Komentar oleh mas mr — June 25, 2009 @ 10:03 am
awalnya bijak, belakangan komennya ga karuan, ngabisin waktiu aja,
Komentar oleh i — July 9, 2009 @ 8:40 am
Facebook haram ?, emangnya haram dan halal yang bikin itu manusia ya….kok sampe bisa bikin statement gitu sih…..
kalo kebanyakan mudharatnya mungkin iya, cuma itupun tergantung dari si pengguna facebook….karena banyak mudharat buat mereka yang stay online terus…tanpa mengenal waktu…
Bagaimana kalo ada social networking mirip facebook yang bernafaskan islami seperti www.indoface.com, asli buatan indonesia…updatenya doa dan ucapan syukkur hari ini & ada ayat al qur an dan tausiyah setiap harinya…apakah nanti akan dibilang haram juga….
the choice is yours
Komentar oleh Dakwah Online — July 13, 2009 @ 7:56 pm
setelah membaca beberapa comment disini saya bisa buat analisa klo warga indonesia banyak yang blom pinter. Yg diharamkan bukan FBnya tetapi kegiatan ber-FB yang melanggar aturan agama.
Komentar oleh 1901 — July 29, 2009 @ 6:05 pm
gak usah ngomentarin Bule_kbkacang maupun basman, ntar ngocehnya tambah ngaco. Biarkan anjing menggongong, kita jalan terus.
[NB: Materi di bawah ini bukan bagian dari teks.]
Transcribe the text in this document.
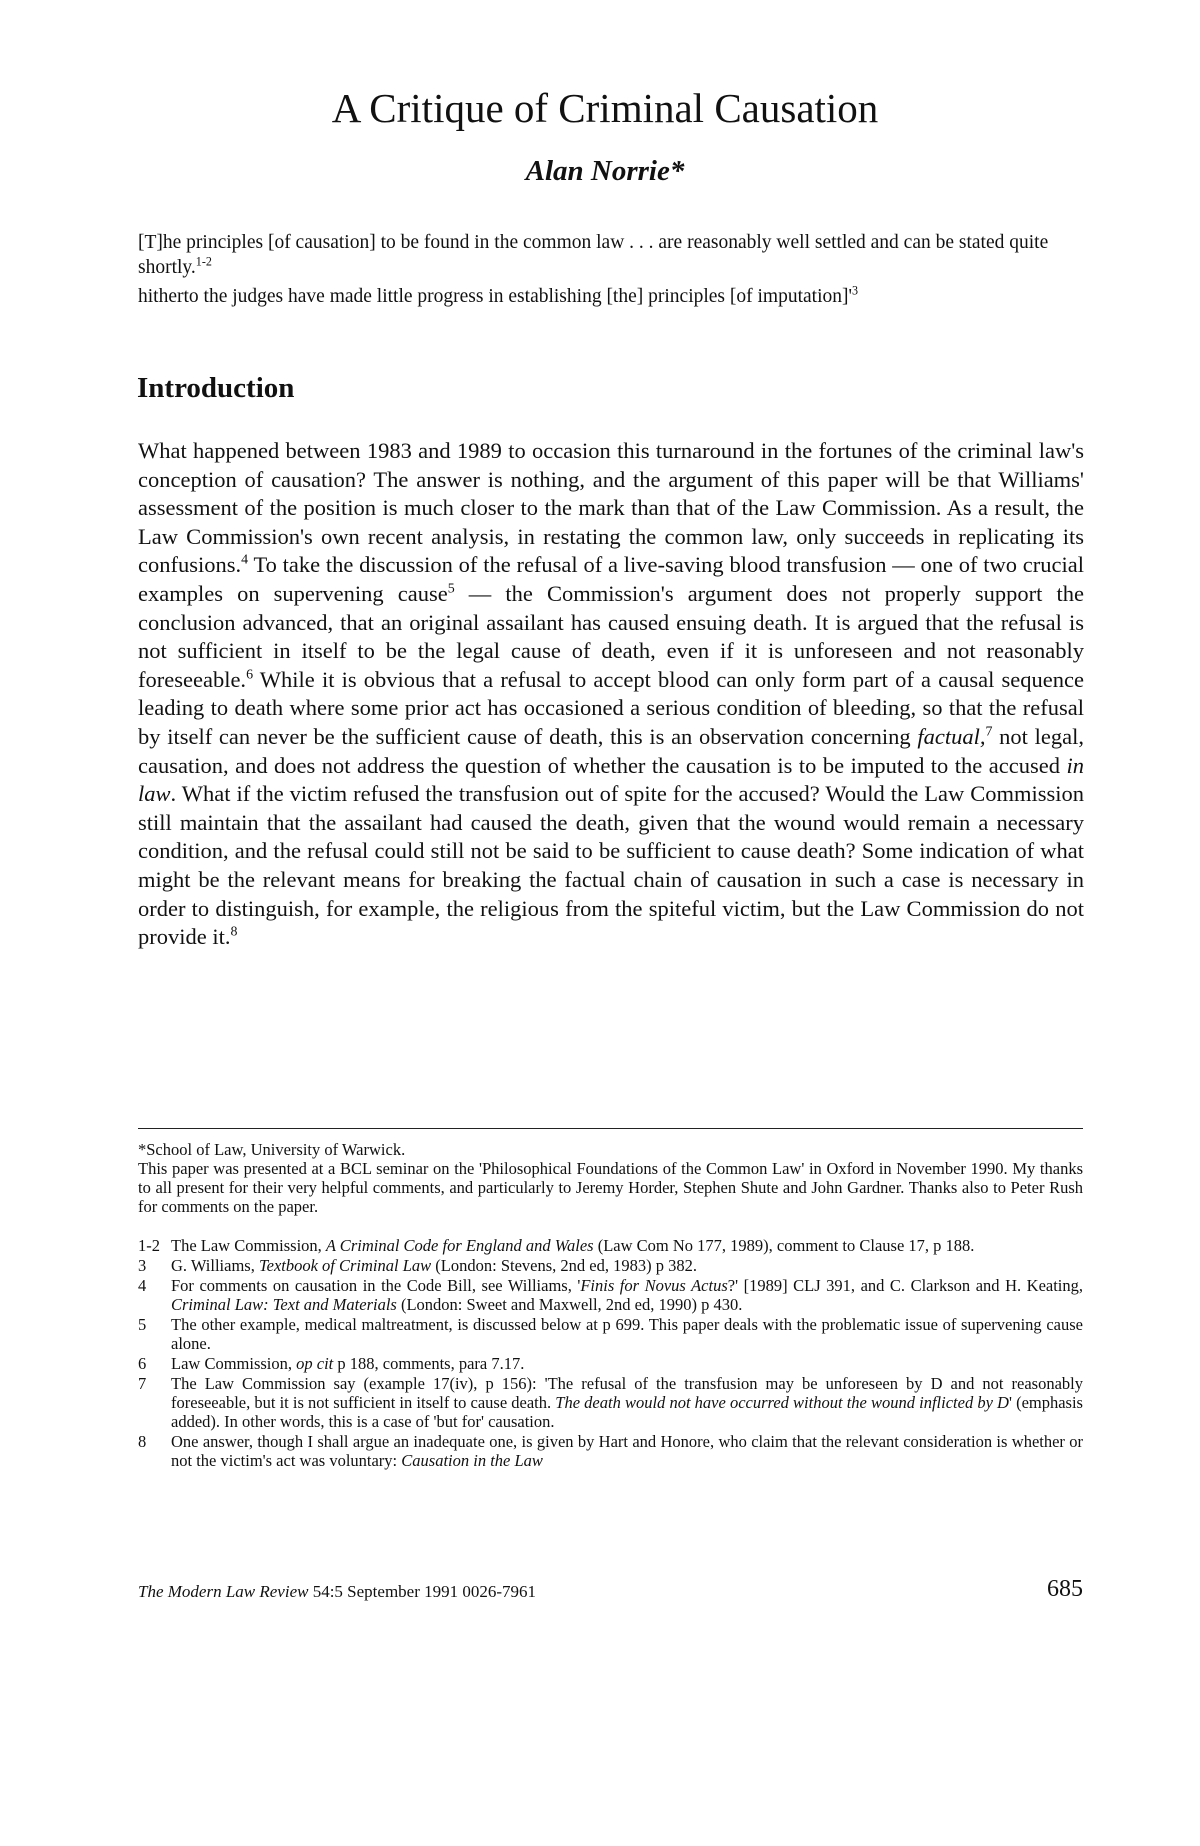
A Critique of Criminal Causation
Alan Norrie*
[T]he principles [of causation] to be found in the common law . . . are reasonably well settled and can be stated quite shortly.$^{1-2}$
hitherto the judges have made little progress in establishing [the] principles [of $imputation]'^3$
Introduction

What happened between 1983 and 1989 to occasion this turnaround in the fortunes of the criminal law's conception of causation? The answer is nothing, and the argument of this paper will be that Williams' assessment of the position is much closer to the mark than that of the Law Commission. As a result, the Law Commission's own recent analysis, in restating the common law, only succeeds in replicating its confusions.$^4$ To take the discussion of the refusal of a live-saving blood transfusion — one of two crucial examples on supervening cause$^5$ — the Commission's argument does not properly support the conclusion advanced, that an original assailant has caused ensuing death. It is argued that the refusal is not sufficient in itself to be the legal cause of death, even if it is unforeseen and not reasonably foreseeable.$^6$ While it is obvious that a refusal to accept blood can only form part of a causal sequence leading to death where some prior act has occasioned a serious condition of bleeding, so that the refusal by itself can never be the sufficient cause of death, this is an observation concerning factual,$^7$ not legal, causation, and does not address the question of whether the causation is to be imputed to the accused in law. What if the victim refused the transfusion out of spite for the accused? Would the Law Commission still maintain that the assailant had caused the death, given that the wound would remain a necessary condition, and the refusal could still not be said to be sufficient to cause death? Some indication of what might be the relevant means for breaking the factual chain of causation in such a case is necessary in order to distinguish, for example, the religious from the spiteful victim, but the Law Commission do not provide it.$^8$

*School of Law, University of Warwick.
This paper was presented at a BCL seminar on the 'Philosophical Foundations of the Common Law' in Oxford in November 1990. My thanks to all present for their very helpful comments, and particularly to Jeremy Horder, Stephen Shute and John Gardner. Thanks also to Peter Rush for comments on the paper.
1-2 The Law Commission, A Criminal Code for England and Wales (Law Com No 177, 1989), comment to Clause 17, p 188.
3	G. Williams, Textbook of Criminal Law (London: Stevens, 2nd ed, 1983) p 382.
4	For comments on causation in the Code Bill, see Williams, 'Finis for Novus Actus?' [1989] CLJ 391, and C. Clarkson and H. Keating, Criminal Law: Text and Materials (London: Sweet and Maxwell, 2nd ed, 1990) p 430.
5	The other example, medical maltreatment, is discussed below at p 699. This paper deals with the problematic issue of supervening cause alone.
6	Law Commission, op cit p 188, comments, para 7.17.
7	The Law Commission say (example 17(iv), p 156): 'The refusal of the transfusion may be unforeseen by D and not reasonably foreseeable, but it is not sufficient in itself to cause death. The death would not have occurred without the wound inflicted by D' (emphasis added). In other words, this is a case of 'but for' causation.
8	One answer, though I shall argue an inadequate one, is given by Hart and Honore, who claim that the relevant consideration is whether or not the victim's act was voluntary: Causation in the Law
The Modern Law Review 54:5 September 1991 0026-7961	685
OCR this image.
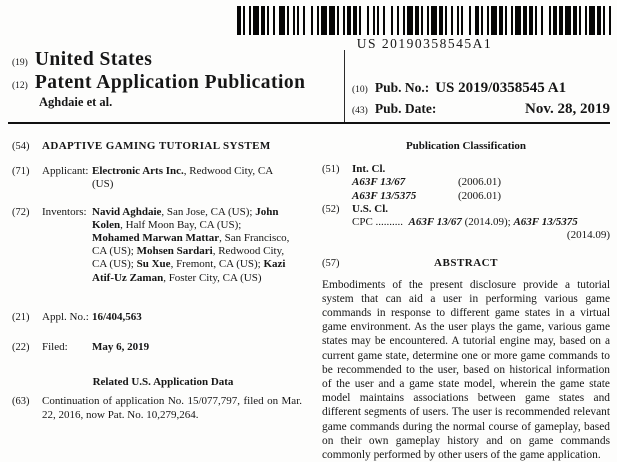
US 20190358545A1
(19) United States
(12) Patent Application Publication
Aghdaie et al.
(10) Pub. No.: US 2019/0358545 A1
(43) Pub. Date:	Nov. 28, 2019
(54)	ADAPTIVE GAMING TUTORIAL SYSTEM
(71)	Applicant: Electronic Arts Inc., Redwood City, CA (US)
(72)	Inventors: Navid Aghdaie, San Jose, CA (US); John Kolen, Half Moon Bay, CA (US); Mohamed Marwan Mattar, San Francisco, CA (US); Mohsen Sardari, Redwood City, CA (US); Su Xue, Fremont, CA (US); Kazi Atif-Uz Zaman, Foster City, CA (US)
(21)	Appl. No.: 16/404,563
(22)	Filed:	May 6, 2019
Related U.S. Application Data
(63)	Continuation of application No. 15/077,797, filed on Mar. 22, 2016, now Pat. No. 10,279,264.
Publication Classification
(51)	Int. Cl.
A63F 13/67	(2006.01)
A63F 13/5375	(2006.01)
(52)	U.S. Cl.
CPC .......... A63F 13/67 (2014.09); A63F 13/5375
(2014.09)
(57)	ABSTRACT
Embodiments of the present disclosure provide a tutorial system that can aid a user in performing various game commands in response to different game states in a virtual game environment. As the user plays the game, various game states may be encountered. A tutorial engine may, based on a current game state, determine one or more game commands to be recommended to the user, based on historical information of the user and a game state model, wherein the game state model maintains associations between game states and different segments of users. The user is recommended relevant game commands during the normal course of gameplay, based on their own gameplay history and on game commands commonly performed by other users of the game application.
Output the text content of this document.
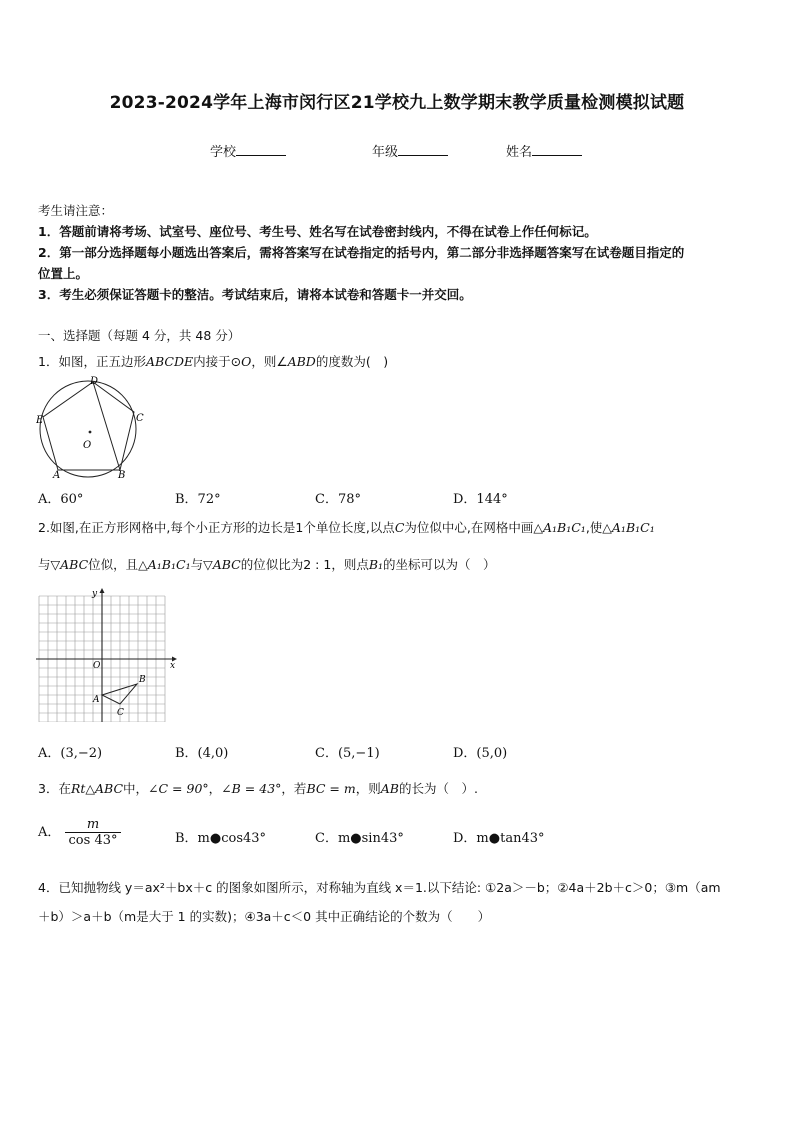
2023-2024学年上海市闵行区21学校九上数学期末教学质量检测模拟试题
学校	年级	姓名
考生请注意：
1．答题前请将考场、试室号、座位号、考生号、姓名写在试卷密封线内，不得在试卷上作任何标记。
2．第一部分选择题每小题选出答案后，需将答案写在试卷指定的括号内，第二部分非选择题答案写在试卷题目指定的
位置上。
3．考生必须保证答题卡的整洁。考试结束后，请将本试卷和答题卡一并交回。
一、选择题（每题 4 分，共 48 分）
1．如图，正五边形ABCDE内接于⊙O，则∠ABD的度数为(　)
D
C
E
O
A	B
A．60°	B．72°	C．78°	D．144°
2.如图,在正方形网格中,每个小正方形的边长是1个单位长度,以点C为位似中心,在网格中画△A₁B₁C₁,使△A₁B₁C₁
与▽ABC位似，且△A₁B₁C₁与▽ABC的位似比为2 : 1，则点B₁的坐标可以为（　）
y
x
O
A
B
C
A．(3,−2)	B．(4,0)	C．(5,−1)	D．(5,0)
3．在Rt△ABC中，∠C = 90°，∠B = 43°，若BC = m，则AB的长为（　）.
A． $\frac{m}{\cos 43^\circ}$	B．m●cos43°	C．m●sin43°	D．m●tan43°
4．已知抛物线 y＝ax²＋bx＋c 的图象如图所示，对称轴为直线 x＝1.以下结论: ①2a＞－b；②4a＋2b＋c＞0；③m（am
＋b）＞a＋b（m是大于 1 的实数)；④3a＋c＜0 其中正确结论的个数为（　　）
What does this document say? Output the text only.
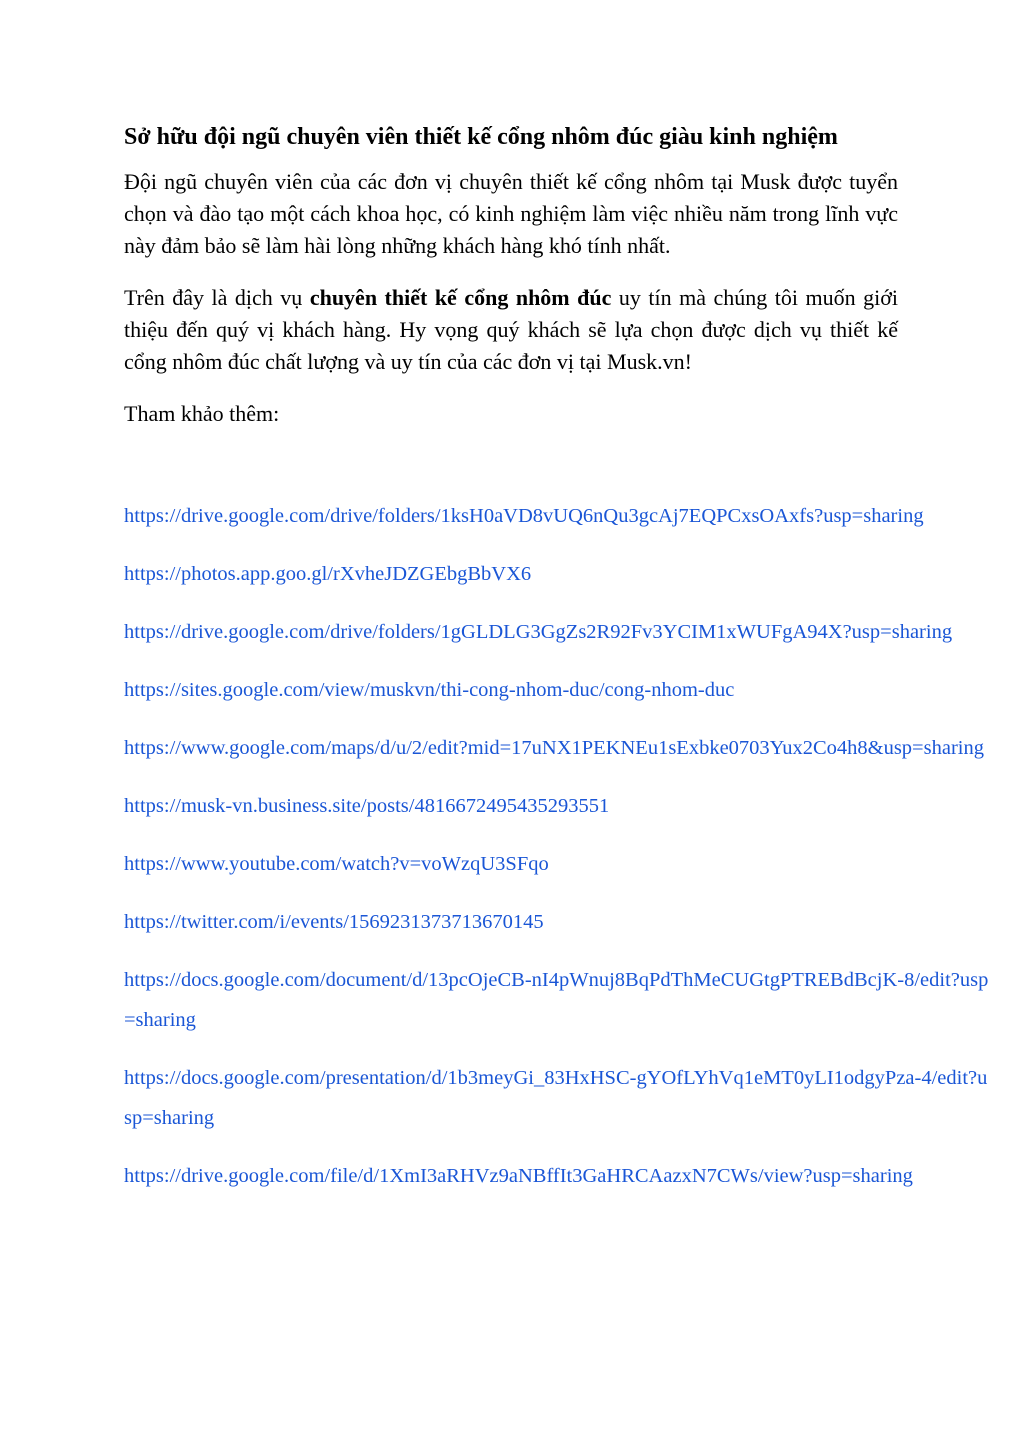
Sở hữu đội ngũ chuyên viên thiết kế cổng nhôm đúc giàu kinh nghiệm

Đội ngũ chuyên viên của các đơn vị chuyên thiết kế cổng nhôm tại Musk được tuyển chọn và đào tạo một cách khoa học, có kinh nghiệm làm việc nhiều năm trong lĩnh vực này đảm bảo sẽ làm hài lòng những khách hàng khó tính nhất.

Trên đây là dịch vụ chuyên thiết kế cổng nhôm đúc uy tín mà chúng tôi muốn giới thiệu đến quý vị khách hàng. Hy vọng quý khách sẽ lựa chọn được dịch vụ thiết kế cổng nhôm đúc chất lượng và uy tín của các đơn vị tại Musk.vn!

Tham khảo thêm:

https://drive.google.com/drive/folders/1ksH0aVD8vUQ6nQu3gcAj7EQPCxsOAxfs?usp=sharing
https://photos.app.goo.gl/rXvheJDZGEbgBbVX6
https://drive.google.com/drive/folders/1gGLDLG3GgZs2R92Fv3YCIM1xWUFgA94X?usp=sharing
https://sites.google.com/view/muskvn/thi-cong-nhom-duc/cong-nhom-duc
https://www.google.com/maps/d/u/2/edit?mid=17uNX1PEKNEu1sExbke0703Yux2Co4h8&usp=sharing
https://musk-vn.business.site/posts/4816672495435293551
https://www.youtube.com/watch?v=voWzqU3SFqo
https://twitter.com/i/events/1569231373713670145
https://docs.google.com/document/d/13pcOjeCB-nI4pWnuj8BqPdThMeCUGtgPTREBdBcjK-8/edit?usp=sharing
https://docs.google.com/presentation/d/1b3meyGi_83HxHSC-gYOfLYhVq1eMT0yLI1odgyPza-4/edit?usp=sharing
https://drive.google.com/file/d/1XmI3aRHVz9aNBffIt3GaHRCAazxN7CWs/view?usp=sharing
Komentar oleh ARI — August 20, 2009 @ 12:37 pm
sekarang udah ada facebooknya muslim
www.muxlim.com
Komentar oleh rifi — August 27, 2009 @ 5:45 am
“sgla sesuatu yg didalamnya bnyak keburukan dibandingkan kebaikannya (menurut Syari’at) lbh baik ditinggalkan.mengenai fatwa haram facebook, tergantung penggunanya.WaLLahu A’lam Bishowabih
Komentar oleh muznah — September 21, 2009 @ 10:33 pm
Semuanya kembali kepada niat,cara,dan tujuannya yg “benar”.Niat karena Allah,cara yg dbenarkan oleh Allah,dan tujuannya semata-mata mengharapkan ridha Allah.Ke3 hal itu adlh perbedaan nyata antara mana yg haq dn batil,mana yang halal dan haram.
Yang paling benar dan paling berhak mengklaim diriNya paling benar hanyalah Allah dan rosulnya,bukan MUI atau siapapun dari kita manusia yang dho’if ini.